Narisetti echoed that sentiment: “Putting in ‘buy’ buttons just because you have a big audience is a failed idea, but if you think about it as commerce becoming a byproduct of your reader trust — and trust being the main product — then I think you have the ability to succeed.”

E-commerce may be a key way for media businesses to sustain themselves. But that comes with the caveat that engendering reader trust is sometimes about playing the long game. Indeed, review sites don’t always see a direct financial gain from their product suggestions. Blaszkiewicz says that a recommended item may not strike her fancy when she first reads about it, but it becomes increasingly attractive the more she sees it referenced around the internet.

“I don’t think I’ve ever bought anything from those sites, but when I see [featured products] in real life, I gravitate toward them, especially in product categories I know less well,” says Jenny Di, 24, who reads the Strategist and Wirecutter mostly as online window shopping. “The one time I found myself in a Korean beauty store, I bought the products recommended on the Strategist.”

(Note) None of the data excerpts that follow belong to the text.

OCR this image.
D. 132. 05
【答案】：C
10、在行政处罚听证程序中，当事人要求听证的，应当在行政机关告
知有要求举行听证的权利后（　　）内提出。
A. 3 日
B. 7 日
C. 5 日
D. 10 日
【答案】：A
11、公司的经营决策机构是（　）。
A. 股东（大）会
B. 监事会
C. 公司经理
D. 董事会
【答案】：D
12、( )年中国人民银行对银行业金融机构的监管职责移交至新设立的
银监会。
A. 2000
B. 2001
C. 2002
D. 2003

That, in theory, will eventually lead her back to the Strategist.

Trust becomes even more important when you consider that legitimate product recommendations float in the internet’s opinion soup alongside fake Sephora reviews and unmarked Instagram sponcon. As a reader and a shopper, it’s a lot to wade through. And yet we persist, not just because we believe in certain sites but because we want to surrender our doubt to someone, anyone.

“If you’re writing about a product, I assume you know more than I do,” says Blaszkiewicz. “Logically that might not make much sense, but that really is the way I look at it. That’s why I continue to buy stuff based on other people’s recommendations, even though I have purchased stuff through the Strategist that sucked and I ended up throwing it away.”